NHL Returns to the Olympics


The players won out in an ongoing battle with the league to return to the Olympics with a chance to win the gold medal. (Courtesy of Twitter)

After only taking only one tournament off, the National Hockey League will return to the Olympics for the 2022 Games in Beijing. This is the result of an eight-year disagreement between the league and the players in which the NHLPA wanted to play for the gold medal and the league did not want to pause the season for two weeks. The players have gotten their way and the Russians will defend their gold medal with the help of Alexander Ovechkin, Evgeni Malkin and Artemi Panarin. 

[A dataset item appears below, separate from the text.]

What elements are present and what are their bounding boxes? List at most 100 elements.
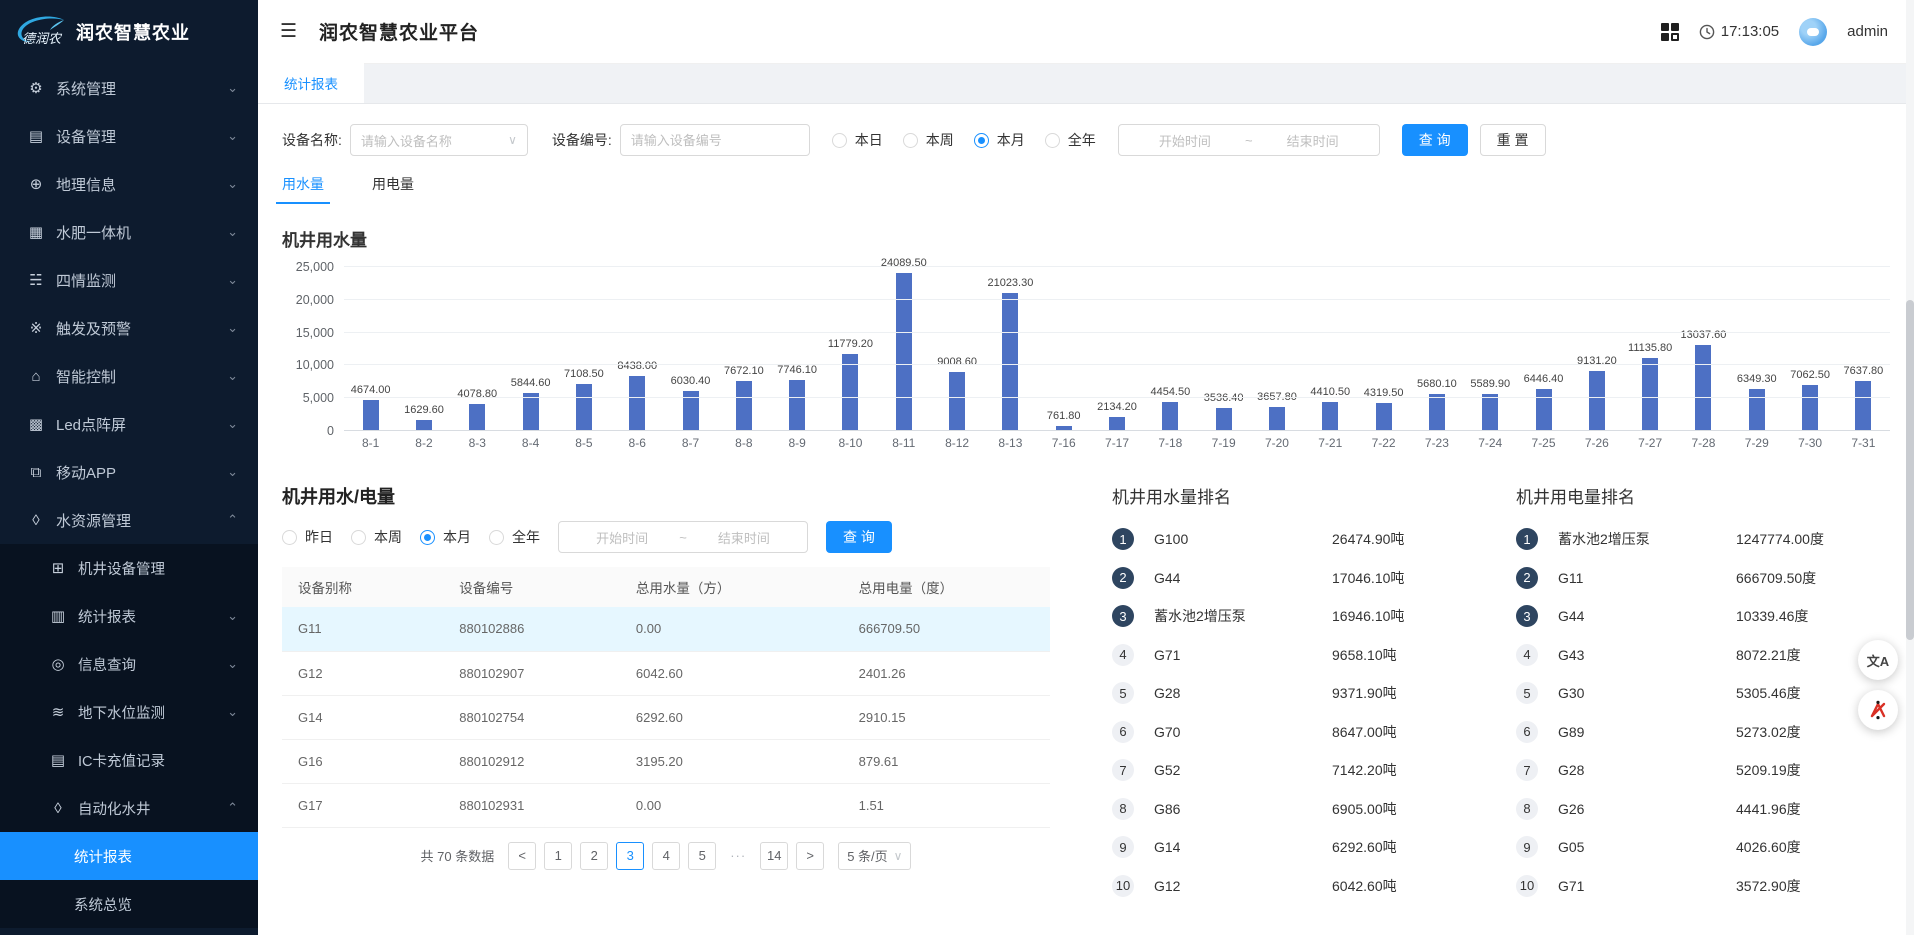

The United States and Canada will both be in contention for the gold medal once again, and this might be the best chance the Americans have at their third gold since 2010. Connor Hellebuyck (Michigan) has taken a step forward and cemented himself among the top goaltenders in the league. Add in a blue line of Seth Jones (Colorado), Zach Werenski (Michigan) and Ryan McDonagh (Minnesota), and the defensive core looks solid for the stars and stripes. 

Up front is where Canada usually has the advantage, but the Americans will be able to throw out a forward unit that challenges for the best historically on paper. Starting down the middle, Auston Matthews (Arizona), Jack Eichel (Massachusetts), Dylan Larkin (Michigan) and Jack Hughes (Florida) will have a tough task against the Connor McDavid and Sidney Crosby-led squad. The wings are commanded by Patrick Kane (New York) and the Tkachuk brothers (St. Louis/Arizona). All in all, this is an extremely solid team that will have a chance to compete for the gold medal. 

The Rangers will most likely have the most Olympians of the three local teams. Panarin will represent Russia, unless a political issue stands in the way. Adam Fox has a great chance to make the American team after his terrific season, Mika Zibanejad will probably be the number one center for the Swedes and Igor Shesterkin has an outside chance of backing up Andrei Vasilevskiy for the Russians.  

Mat Barzal has quite the list of Canadian centers to leapfrog to make the team. McDavid, Crosby, MacKinnon, Bergeron, O’Reilly and Tavares are just a few. His chances to make these games feel slim. Anders Lee and Brock Nelson are in the same position as Barzal with the American forward core, and Varlamov and Sorokin are behind Vasilevskiy and Shesterkin on the Russian goaltending depth chart. 

The only Devils with a chance to make the team are Jack Hughes, who will likely team up with his brother Quinn on the American team, and Nico Hischier for Switzerland. Younger players will have their chance in the future, but only the former top picks will make it this year.

NHL fans across the league are excited to see their favorite players don the international jerseys for the first time since the 2016 World Cup of Hockey. While this might not be Gary Bettman’s ideal situation, both North American teams will make a run at the medals and hopefully bring new fans into the league as well.